I am re-reading one of my favorite John Buchan adventures. Huntingtower is the first of three novels about the adventures of Dickson McCunn, my favorite among Buchan's protagonists. It can be found, nicely formatted, and available to be downloaded or read online, at Standard Ebooks. I just discovered that the BBC made a six-episode television video of the story and that it is available on YouTube. I haven't watched it and can't vouch for the quality. But I thoroughly enjoy the book, especially Buchan's descriptions, for instance:
It was such a day as only a Scots April can show. The cobbled streets of Kirkmichael still shone with the night’s rain, but the storm clouds had fled before a mild south wind, and the whole circumference of the sky was a delicate translucent blue. Homely breakfast smells came from the houses and delighted Mr. McCunn’s nostrils; a squalling child was a pleasant reminder of an awakening world, the urban counterpart to the morning song of birds; even the sanitary cart seemed a picturesque vehicle. He bought his ration of buns and ginger biscuits at a baker’s shop whence various ragamuffin boys were preparing to distribute the householders’ bread, and took his way up the Gallows Hill to the Burgh Muir almost with regret at leaving so pleasant a habitation. ....I will not dwell on his leisurely progress in the bright weather, or on his luncheon in a coppice of young firs, or on his thoughts which had returned to the idyllic. I take up the narrative at about three o’clock in the afternoon, when he is revealed seated on a milestone examining his map. For he had come, all unwitting, to a turning of the ways, and his choice is the cause of this veracious history.The place was high up on a bare moor, which showed a white lodge among pines, a white cottage in a green nook by a burnside, and no other marks of human dwelling. To his left, which was the east, the heather rose to a low ridge of hill, much scarred with peat-bogs, behind which appeared the blue shoulder of a considerable mountain. Before him the road was lost momentarily in the woods of a shooting-box, but reappeared at a great distance climbing a swell of upland which seemed to be the glacis of a jumble of bold summits. There was a pass there, the map told him, which led into Galloway. It was the road he had meant to follow, but as he sat on the milestone his purpose wavered. For there seemed greater attractions in the country which lay to the westward. Mr. McCunn, be it remembered, was not in search of brown heath and shaggy wood; he wanted greenery and the Spring. ....
C.S. Lewis particularly liked Buchan's ability to describe the safe and homely—if only temporary—havens from danger that his heroes would discover.
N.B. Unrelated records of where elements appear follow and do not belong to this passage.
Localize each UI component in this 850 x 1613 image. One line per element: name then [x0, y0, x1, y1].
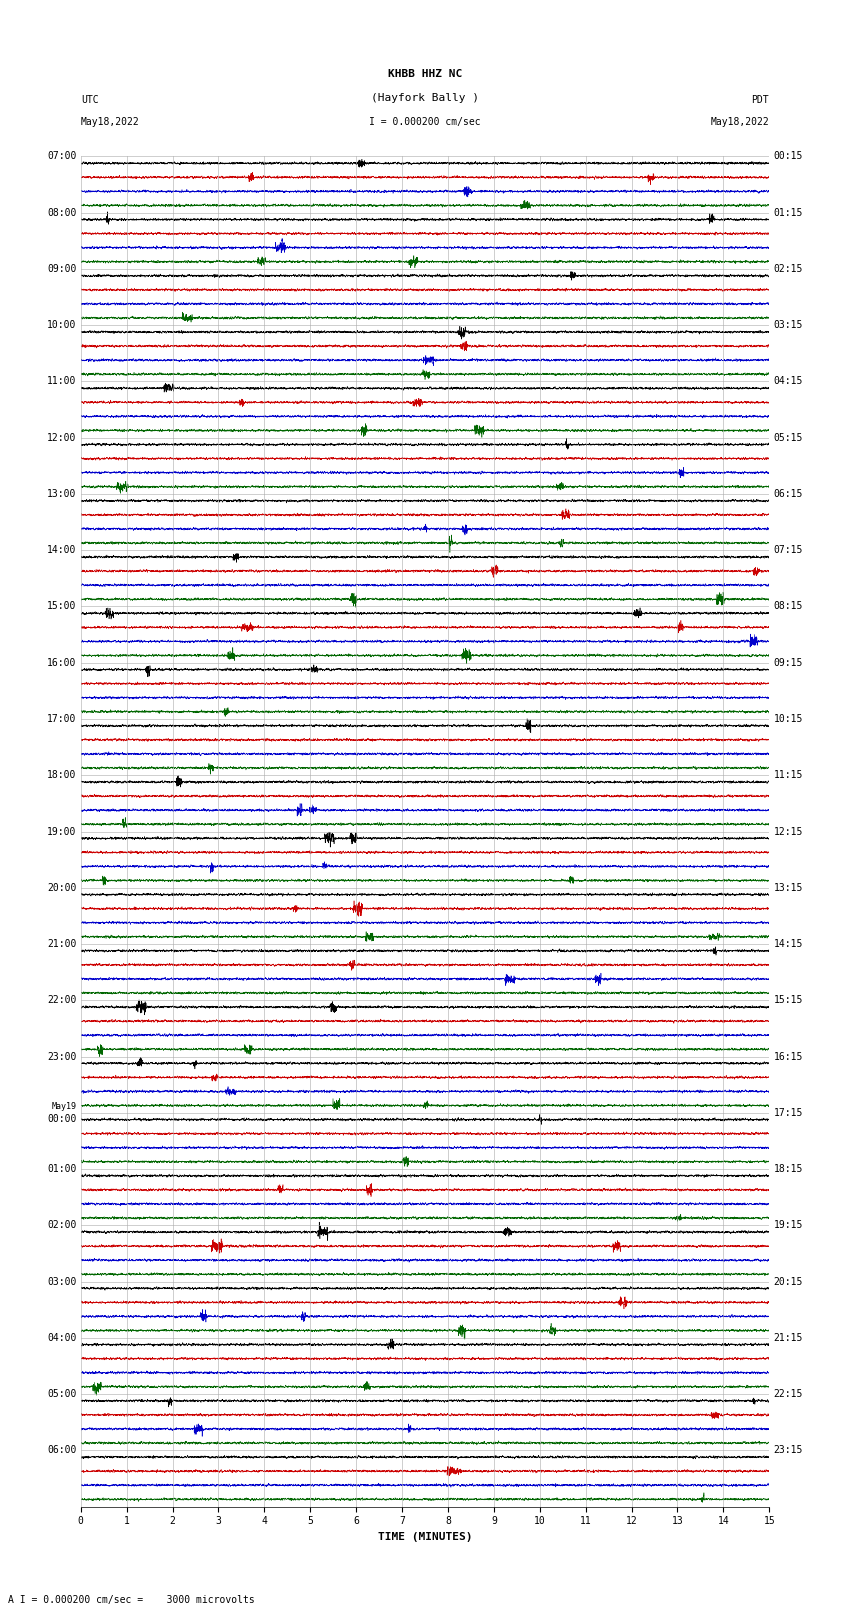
X-axis label: TIME (MINUTES): TIME (MINUTES) — [377, 1532, 473, 1542]
Text: 07:15: 07:15 — [774, 545, 803, 555]
Text: 00:00: 00:00 — [47, 1115, 76, 1124]
Text: 06:15: 06:15 — [774, 489, 803, 498]
Text: 09:00: 09:00 — [47, 265, 76, 274]
Text: 11:00: 11:00 — [47, 376, 76, 387]
Text: 01:00: 01:00 — [47, 1165, 76, 1174]
Text: 15:15: 15:15 — [774, 995, 803, 1005]
Text: 13:15: 13:15 — [774, 882, 803, 892]
Text: 04:00: 04:00 — [47, 1332, 76, 1342]
Text: 20:00: 20:00 — [47, 882, 76, 892]
Text: A I = 0.000200 cm/sec =    3000 microvolts: A I = 0.000200 cm/sec = 3000 microvolts — [8, 1595, 255, 1605]
Text: 02:00: 02:00 — [47, 1221, 76, 1231]
Text: May18,2022: May18,2022 — [711, 118, 769, 127]
Text: 22:15: 22:15 — [774, 1389, 803, 1398]
Text: 14:00: 14:00 — [47, 545, 76, 555]
Text: 08:00: 08:00 — [47, 208, 76, 218]
Text: PDT: PDT — [751, 95, 769, 105]
Text: 10:15: 10:15 — [774, 715, 803, 724]
Text: 22:00: 22:00 — [47, 995, 76, 1005]
Text: May18,2022: May18,2022 — [81, 118, 139, 127]
Text: 23:15: 23:15 — [774, 1445, 803, 1455]
Text: 05:15: 05:15 — [774, 432, 803, 442]
Text: 00:15: 00:15 — [774, 152, 803, 161]
Text: May19: May19 — [52, 1102, 76, 1111]
Text: 18:15: 18:15 — [774, 1165, 803, 1174]
Text: 15:00: 15:00 — [47, 602, 76, 611]
Text: 17:15: 17:15 — [774, 1108, 803, 1118]
Text: 07:00: 07:00 — [47, 152, 76, 161]
Text: 20:15: 20:15 — [774, 1276, 803, 1287]
Text: 21:00: 21:00 — [47, 939, 76, 948]
Text: 13:00: 13:00 — [47, 489, 76, 498]
Text: (Hayfork Bally ): (Hayfork Bally ) — [371, 94, 479, 103]
Text: 10:00: 10:00 — [47, 321, 76, 331]
Text: 14:15: 14:15 — [774, 939, 803, 948]
Text: 16:15: 16:15 — [774, 1052, 803, 1061]
Text: 18:00: 18:00 — [47, 771, 76, 781]
Text: UTC: UTC — [81, 95, 99, 105]
Text: 16:00: 16:00 — [47, 658, 76, 668]
Text: 19:15: 19:15 — [774, 1221, 803, 1231]
Text: 11:15: 11:15 — [774, 771, 803, 781]
Text: 03:15: 03:15 — [774, 321, 803, 331]
Text: 12:15: 12:15 — [774, 826, 803, 837]
Text: I = 0.000200 cm/sec: I = 0.000200 cm/sec — [369, 118, 481, 127]
Text: 23:00: 23:00 — [47, 1052, 76, 1061]
Text: 19:00: 19:00 — [47, 826, 76, 837]
Text: 05:00: 05:00 — [47, 1389, 76, 1398]
Text: 12:00: 12:00 — [47, 432, 76, 442]
Text: 02:15: 02:15 — [774, 265, 803, 274]
Text: 03:00: 03:00 — [47, 1276, 76, 1287]
Text: 17:00: 17:00 — [47, 715, 76, 724]
Text: 21:15: 21:15 — [774, 1332, 803, 1342]
Text: 04:15: 04:15 — [774, 376, 803, 387]
Text: 09:15: 09:15 — [774, 658, 803, 668]
Text: 06:00: 06:00 — [47, 1445, 76, 1455]
Text: 01:15: 01:15 — [774, 208, 803, 218]
Text: 08:15: 08:15 — [774, 602, 803, 611]
Text: KHBB HHZ NC: KHBB HHZ NC — [388, 69, 462, 79]
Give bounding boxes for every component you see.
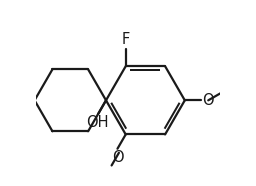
- Text: OH: OH: [86, 115, 109, 130]
- Text: O: O: [202, 93, 214, 108]
- Text: O: O: [112, 150, 123, 165]
- Text: F: F: [122, 32, 130, 47]
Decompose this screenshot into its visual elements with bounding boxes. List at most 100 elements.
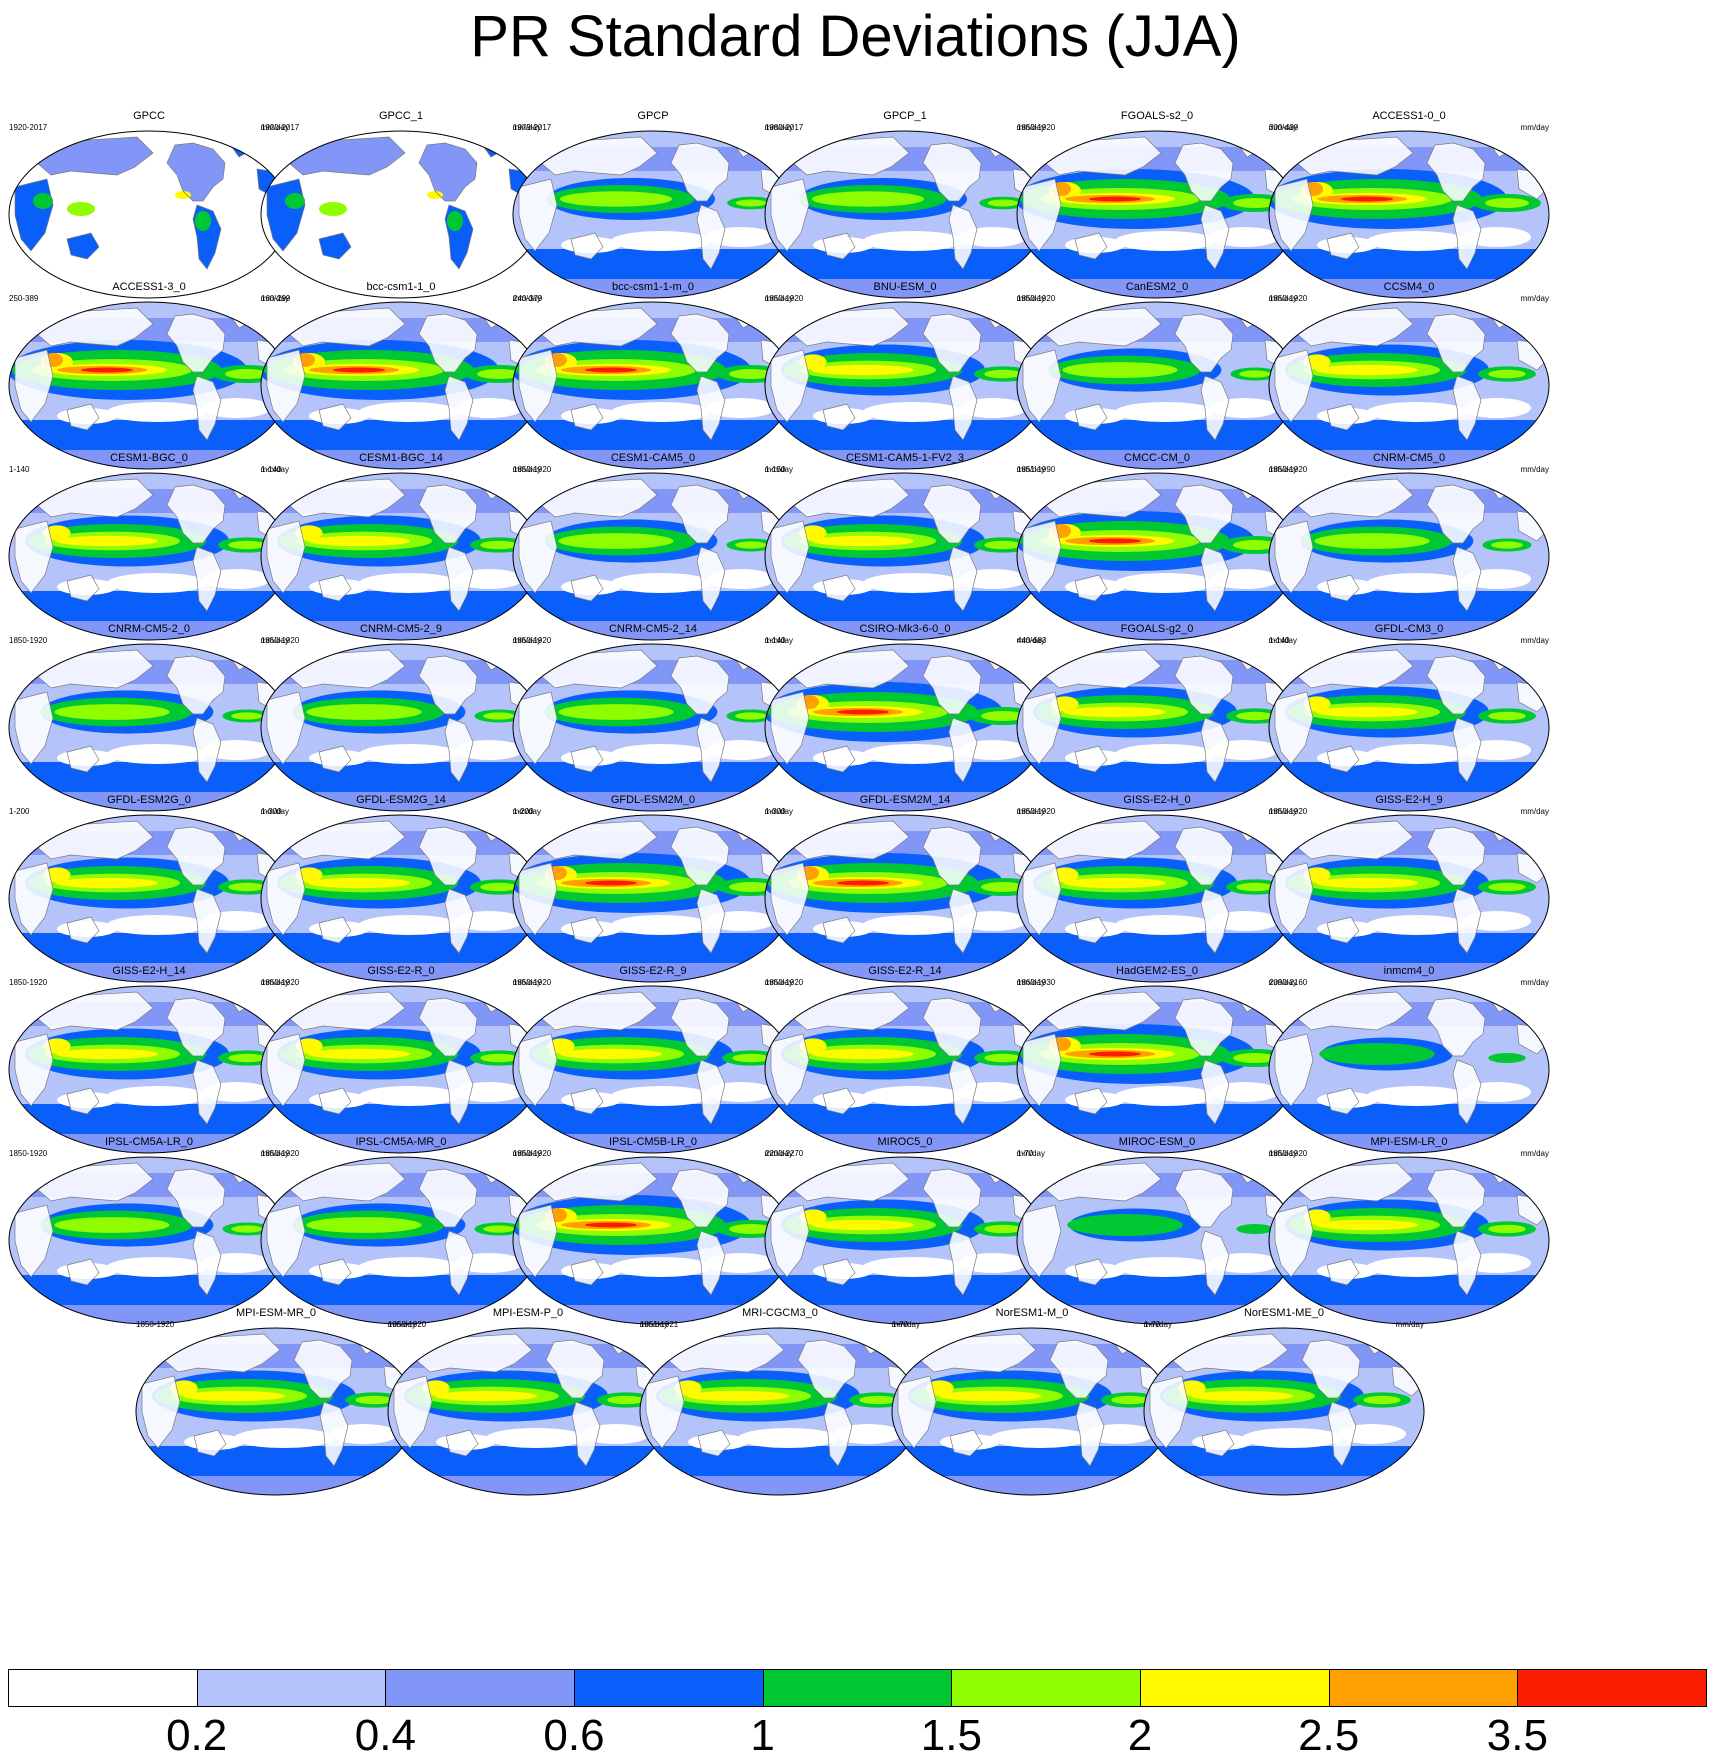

A quarter of an hour later the two travelers, having been introduced to two spotless beds in the loft, and having washed luxuriously at the pump in the backyard, were seated in Mrs. Morran’s kitchen before a meal which fulfilled their wildest dreams. She had been baking that morning, so there were white scones and barley scones, and oaten farles, and russet pancakes. There were three boiled eggs for each of them; there was a segment of an immense currant cake (“a present from my guid brither last Hogmanay”); there was skim-milk cheese; there were several kinds of jam, and there was a pot of dark-gold heather honey. “Try hinny and aitcake,” said their hostess. “My man used to say he never fund onything as guid in a’ his days.”